La trasformazione del comportamento sotto l’effetto del dolore

Per quanto il dolore sia parte integrante della vita umana, con effetti diretti nella modificazione del comportamento, non è ancora stato studiato sotto il punto di vista sociologico, in particolare nei suoi effetti familiari e sociali. Nelle università americane indubbiamente è oggetto di studio restando però nei termini clinici e psicologici, mai relazionali che sarebbero quelli socialmente più rilevanti.

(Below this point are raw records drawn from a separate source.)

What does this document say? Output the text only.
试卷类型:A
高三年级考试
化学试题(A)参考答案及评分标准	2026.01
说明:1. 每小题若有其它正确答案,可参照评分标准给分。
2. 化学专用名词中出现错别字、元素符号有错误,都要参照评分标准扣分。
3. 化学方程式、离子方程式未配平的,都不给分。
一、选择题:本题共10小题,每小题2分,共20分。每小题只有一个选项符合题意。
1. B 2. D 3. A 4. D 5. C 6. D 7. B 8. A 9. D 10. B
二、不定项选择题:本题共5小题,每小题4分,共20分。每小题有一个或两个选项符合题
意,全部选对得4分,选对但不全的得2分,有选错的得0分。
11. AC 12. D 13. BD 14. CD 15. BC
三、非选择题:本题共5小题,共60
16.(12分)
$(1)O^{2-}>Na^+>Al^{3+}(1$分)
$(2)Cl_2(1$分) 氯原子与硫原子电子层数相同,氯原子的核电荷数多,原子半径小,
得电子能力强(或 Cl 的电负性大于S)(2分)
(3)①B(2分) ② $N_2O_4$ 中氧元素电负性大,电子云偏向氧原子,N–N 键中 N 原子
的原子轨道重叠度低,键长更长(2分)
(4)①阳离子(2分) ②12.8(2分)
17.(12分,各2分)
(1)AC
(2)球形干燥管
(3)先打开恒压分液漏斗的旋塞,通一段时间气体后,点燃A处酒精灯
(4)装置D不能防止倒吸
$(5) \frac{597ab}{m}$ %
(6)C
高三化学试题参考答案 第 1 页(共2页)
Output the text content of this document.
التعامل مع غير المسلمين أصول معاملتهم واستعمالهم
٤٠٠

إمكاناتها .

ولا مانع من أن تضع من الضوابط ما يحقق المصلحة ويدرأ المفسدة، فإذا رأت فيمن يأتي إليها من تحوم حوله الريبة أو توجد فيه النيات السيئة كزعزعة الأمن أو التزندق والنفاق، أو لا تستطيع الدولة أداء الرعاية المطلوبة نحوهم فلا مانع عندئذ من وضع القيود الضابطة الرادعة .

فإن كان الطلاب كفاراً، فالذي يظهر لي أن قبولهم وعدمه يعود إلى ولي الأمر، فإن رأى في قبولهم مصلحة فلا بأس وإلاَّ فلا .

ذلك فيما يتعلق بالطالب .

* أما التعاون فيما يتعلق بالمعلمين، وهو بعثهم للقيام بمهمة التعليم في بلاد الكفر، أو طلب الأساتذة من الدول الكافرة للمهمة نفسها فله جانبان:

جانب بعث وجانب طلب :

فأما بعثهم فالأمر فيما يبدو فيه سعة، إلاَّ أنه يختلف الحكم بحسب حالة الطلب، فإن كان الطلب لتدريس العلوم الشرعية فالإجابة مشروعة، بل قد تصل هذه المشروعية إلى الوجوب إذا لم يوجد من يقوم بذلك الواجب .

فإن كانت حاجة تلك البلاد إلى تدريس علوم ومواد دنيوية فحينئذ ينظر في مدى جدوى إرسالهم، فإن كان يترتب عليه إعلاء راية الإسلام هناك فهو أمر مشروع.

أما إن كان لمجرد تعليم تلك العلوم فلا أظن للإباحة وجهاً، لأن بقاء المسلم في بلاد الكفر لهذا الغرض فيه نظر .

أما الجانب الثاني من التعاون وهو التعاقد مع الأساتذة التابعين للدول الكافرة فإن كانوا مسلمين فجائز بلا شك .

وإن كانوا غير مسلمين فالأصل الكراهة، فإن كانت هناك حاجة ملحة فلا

Cos’avviene nelle coppie o comunque nei rapporti sociali di lungo termine, quando il dolore ha il sopravvento sulla mente delle persone?

Il dolore

Il dolore, la sofferenza, il panico o più semplicemente la sola paura, sono manifestazioni di conservazione dello spirito e del corpo per difendere la persona. Solitamente attraverso il dolore, si accende “una spia” che segnala l’urgenza d’allontanarsi o sottrarsi da una certa condizione di pericolo. Questo tipo di sofferenza rientra nel controllo della mente consentendo all’uomo e alla donna di poter ancora scegliere.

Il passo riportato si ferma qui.